Esta situación ha llevado a la Federación Canaria de Comercio, Hostelería y Turismo de CC OO a iniciar una campaña para solicitar a las empresas del sector información de la "evaluación ergonómica y de ritmos de trabajo de las camareras de pisos". La finalidad es determinar el "número de habitaciones de clientes y habitaciones de salida de clientes" que se puede realizar dentro de la jornada laboral ya que el sindicato sostiene que "se está produciendo un alto grado de absentismo por enfermedad en el sector". CC OO lo atribuye a "los abusos empresariales y una clara discriminación hacia un colectivo plenamente femenino".

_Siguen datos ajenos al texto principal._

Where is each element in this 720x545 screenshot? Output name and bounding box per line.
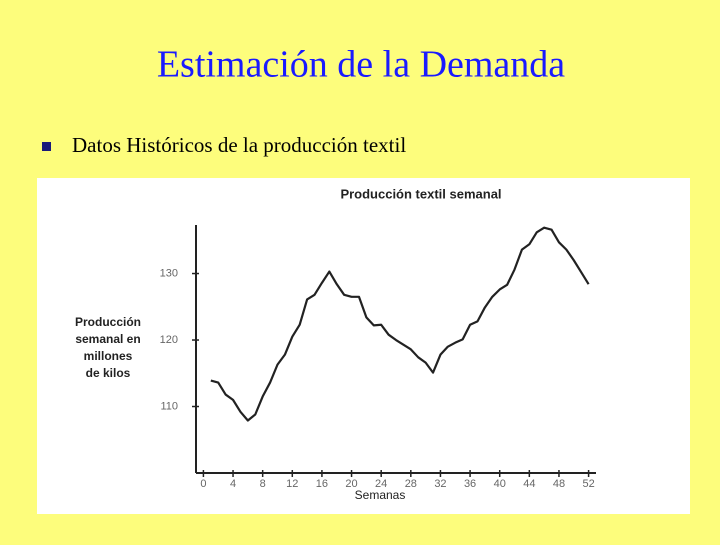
- x-tick-label: 28: [405, 478, 417, 490]
- x-tick-label: 4: [230, 478, 236, 490]
- chart-background: [37, 178, 690, 514]
- data-line: [210, 226, 590, 422]
- x-tick-label: 0: [200, 478, 206, 490]
- x-tick-label: 40: [494, 478, 506, 490]
- bullet-marker: [42, 142, 51, 151]
- x-tick-label: 24: [375, 478, 387, 490]
- y-tick-label: 120: [160, 334, 178, 346]
- y-axis-label: semanal en: [75, 332, 140, 346]
- y-axis-label: millones: [84, 349, 133, 363]
- x-tick-label: 52: [582, 478, 594, 490]
- x-tick-label: 16: [316, 478, 328, 490]
- x-tick-label: 20: [345, 478, 357, 490]
- slide-title: Estimación de la Demanda: [157, 44, 565, 86]
- x-tick-label: 12: [286, 478, 298, 490]
- y-tick-label: 110: [160, 400, 178, 412]
- y-tick-label: 130: [160, 267, 178, 279]
- x-tick-label: 48: [553, 478, 565, 490]
- bullet-text: Datos Históricos de la producción textil: [72, 133, 406, 157]
- x-axis-label: Semanas: [355, 488, 406, 502]
- x-tick-label: 44: [523, 478, 535, 490]
- y-axis-label: Producción: [75, 315, 141, 329]
- x-tick-label: 36: [464, 478, 476, 490]
- x-tick-label: 32: [434, 478, 446, 490]
- x-tick-label: 8: [260, 478, 266, 490]
- chart-title: Producción textil semanal: [340, 186, 501, 201]
- y-axis-label: de kilos: [86, 366, 131, 380]
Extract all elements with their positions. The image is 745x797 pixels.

La organización sindical califica como "inaceptable" que se impongan "controles de trabajo que oscilan entre las 25 y 30 habitaciones de hotel y hasta 20 apartamentos" en jornadas laborales de ocho horas. CC OO apuntó que el personal tiene un descanso de media hora para comer y realiza "normalmente" un trabajo previo de una hora de limpieza de las zonas comunes de los hoteles y apartamentos.
La organización sindical considera que esta situación produce un "lógico" descenso del tiempo dedicado a cada habitación. Ello afecta, según explicaron, "la calidad en el servicio del que tanto pretende presumir la clase empresarial". CC OO aseguró que actuará ante la Inspectoría de Trabajo y el Instituto Canario de Seguridad y Salud Laboral en el trabajo contra "todas y cada una" de las empresas que se nieguen a evaluar el trabajo de las camareras de pisos y "continúen imponiendo unas cargas y ritmos de trabajo inasumibles".
La solicitud de información que Comisiones Obreras dirigirá a las empresas del sector alude a los artículos 4 y 16 de la Ley de Prevención de Riesgos Laborales, así como el artículo 38.3 de esa misma ley, y al artículo 36.5 del Estatuto de los Trabajadores.